You can feel it coming. You’re out having a drink with friends, and as you sense a sneeze coming on, you instinctively clamp your thighs together, hoping to prevent urine leakage. And on your way to the nearest bathroom, you wonder if that margarita may be making your leaks worse. You’ve heard that alcohol and incontinence don’t mix, but what are the facts?
What causes incontinence?
Urinary incontinence is a broad term that essentially refers to a lack of bladder control. But there are different types of incontinence, each with varying causes.
Stress urinary incontinence results from weak pelvic floor muscles, which control the urethra outlet. Childbirth, age, and injury can stretch or damage the pelvic floor muscles so they are too weak to stop urine flow. This means when you sneeze, cough, or exercise, the pressure put on the pelvic floor is too great and squeezes the bladder.
Urge urinary incontinence describes when you have a strong urge to urinate and cannot control the flow, resulting in accidents. This condition is caused by an overactive nervous system that tells the bladder to squeeze before you’re ready to urinate.
Mixed incontinence exists when you have both stress and urge urinary incontinence.
What’s the connection between alcohol and incontinence?
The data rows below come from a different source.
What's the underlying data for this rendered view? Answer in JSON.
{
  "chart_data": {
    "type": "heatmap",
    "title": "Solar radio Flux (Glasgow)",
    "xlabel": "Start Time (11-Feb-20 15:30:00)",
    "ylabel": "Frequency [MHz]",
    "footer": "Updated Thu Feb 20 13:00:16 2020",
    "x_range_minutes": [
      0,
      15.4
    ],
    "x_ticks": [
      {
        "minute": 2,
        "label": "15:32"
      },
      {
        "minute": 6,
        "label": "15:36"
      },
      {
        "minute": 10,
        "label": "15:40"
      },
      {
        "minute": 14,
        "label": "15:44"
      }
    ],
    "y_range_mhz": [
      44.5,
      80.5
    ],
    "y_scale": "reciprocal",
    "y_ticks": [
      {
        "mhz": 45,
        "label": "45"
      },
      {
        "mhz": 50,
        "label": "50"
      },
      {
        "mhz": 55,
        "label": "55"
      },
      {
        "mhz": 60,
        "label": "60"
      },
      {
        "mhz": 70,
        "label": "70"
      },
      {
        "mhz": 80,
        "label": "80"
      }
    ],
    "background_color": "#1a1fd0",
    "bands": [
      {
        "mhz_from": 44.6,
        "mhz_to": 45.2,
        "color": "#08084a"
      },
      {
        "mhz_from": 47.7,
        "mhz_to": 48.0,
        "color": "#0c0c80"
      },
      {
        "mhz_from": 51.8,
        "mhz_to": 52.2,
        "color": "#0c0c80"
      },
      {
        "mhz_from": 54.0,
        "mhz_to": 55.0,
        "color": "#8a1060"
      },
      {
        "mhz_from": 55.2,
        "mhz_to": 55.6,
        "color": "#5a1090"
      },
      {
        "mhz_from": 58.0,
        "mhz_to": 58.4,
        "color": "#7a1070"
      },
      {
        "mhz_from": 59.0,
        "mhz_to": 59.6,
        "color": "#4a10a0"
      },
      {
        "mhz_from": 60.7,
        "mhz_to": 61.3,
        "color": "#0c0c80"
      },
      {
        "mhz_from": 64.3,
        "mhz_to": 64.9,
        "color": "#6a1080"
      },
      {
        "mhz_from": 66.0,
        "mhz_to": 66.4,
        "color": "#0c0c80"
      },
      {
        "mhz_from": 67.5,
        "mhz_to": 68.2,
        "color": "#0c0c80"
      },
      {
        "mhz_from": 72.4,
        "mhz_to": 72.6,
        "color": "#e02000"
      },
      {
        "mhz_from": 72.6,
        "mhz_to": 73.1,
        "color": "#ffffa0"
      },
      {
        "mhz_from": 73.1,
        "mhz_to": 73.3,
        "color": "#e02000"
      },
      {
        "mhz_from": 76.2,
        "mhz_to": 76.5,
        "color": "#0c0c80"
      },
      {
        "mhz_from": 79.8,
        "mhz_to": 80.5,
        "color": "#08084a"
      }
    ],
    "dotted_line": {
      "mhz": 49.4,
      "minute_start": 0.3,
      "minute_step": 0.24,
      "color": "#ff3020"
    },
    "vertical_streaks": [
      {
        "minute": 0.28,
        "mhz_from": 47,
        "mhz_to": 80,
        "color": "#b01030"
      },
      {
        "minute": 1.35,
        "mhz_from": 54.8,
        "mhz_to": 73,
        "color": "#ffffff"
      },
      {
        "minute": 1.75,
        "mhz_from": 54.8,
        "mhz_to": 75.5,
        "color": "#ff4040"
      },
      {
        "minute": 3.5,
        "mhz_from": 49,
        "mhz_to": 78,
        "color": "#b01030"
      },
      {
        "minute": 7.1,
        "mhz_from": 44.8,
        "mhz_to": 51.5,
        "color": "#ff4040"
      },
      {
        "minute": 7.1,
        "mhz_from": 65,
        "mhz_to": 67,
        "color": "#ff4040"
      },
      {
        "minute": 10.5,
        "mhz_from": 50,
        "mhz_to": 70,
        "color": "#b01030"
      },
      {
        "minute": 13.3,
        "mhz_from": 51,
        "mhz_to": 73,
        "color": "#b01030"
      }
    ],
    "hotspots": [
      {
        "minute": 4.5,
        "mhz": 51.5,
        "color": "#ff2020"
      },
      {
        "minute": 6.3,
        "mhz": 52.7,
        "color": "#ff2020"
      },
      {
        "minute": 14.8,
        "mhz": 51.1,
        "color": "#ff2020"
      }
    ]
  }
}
Even though alcohol does not directly cause urinary incontinence, it can exacerbate existing incontinence symptoms. Some links between alcohol and incontinence include:
- Alcohol can act as a diuretic, which means that it stimulates urine production. If the bladder is weak, this increased urine flow results in more leaks.
- Alcohol also acts as a depressant by subduing the area of your brain that tells your muscles to contract. Your pelvic floor consists of layers of muscles that support your bladder, and when these muscles don’t contract quickly, it’s more difficult to control urine flow.
- Some alcohol produces sugars, which act as an irritant and inflame the bladder. This irritation can lead to urinary tract infections and increased urination.
Does alcohol affect men and women differently?
There are two reasons why men and women metabolize alcohol at different rates: water and alcohol dehydrogenase (ADH). Generally, women’s bodies contain less water, which means alcohol doesn’t get diluted as quickly as it does in men’s bodies. Women also tend to have less alcohol dehydrogenase (ADH), the enzyme that breaks down alcohol.
Aging also decreases water content for both genders, so it takes less alcohol consumption to increase blood alcohol levels. As our blood alcohol levels rise, so does our need to urinate. And as mentioned, the sugars produced by some types of alcohol can irritate the bladder, increasing the risk of irritation and inflammation in both men and women.
How to prevent incontinence when drinking
If you’re prone to urinary incontinence, there are some steps to take for minimizing accidents.
- Hydrating with water before you drink alcohol dilutes the alcohol sugars that can irritate your bladder.
- Consume drinks with less alcohol content.
- Avoid drinks with high sugar content, again reducing the sugars that can aggravate the bladder.
- Avoid caffeine, which acts as a diuretic and increases urine production.
- Empty your bladder right before bed to minimize the overnight stress on your bladder.
Solutions for stress urinary incontinence
If you are Urinary incontinence impacts almost 1 out of 2 women, and 1 out of 4 men in the US. Among women, stress urinary incontinence is the most common type of incontinence, and there are several types of treatment.
The first focus of treating women with stress urinary incontinence is improving pelvic floor health. The network of muscles that comprises your pelvic floor can be strengthened by doing Kegel exercises. (Learn how to do Kegels here.) Consistent Kegels tighten your pelvic floor, providing better support for your pelvic organs, including your bladder. But doing Kegels correctly isn’t always easy.
ELITONE is an FDA-cleared device that uses gentle stimulation to do your Kegels for you, and it’s noninvasive and worn externally, like a maxi pad, under your clothes.
In many cases, early intervention can greatly reduce and even eliminate bladder leaks. Learning about the connection between alcohol and incontinence and limiting your alcohol intake are ways you can help control incontinence. Diet, weight gain, and exercise habits are other areas to explore for minimizing leaks. Being proactive about your bladder health will help you live a leak-free life.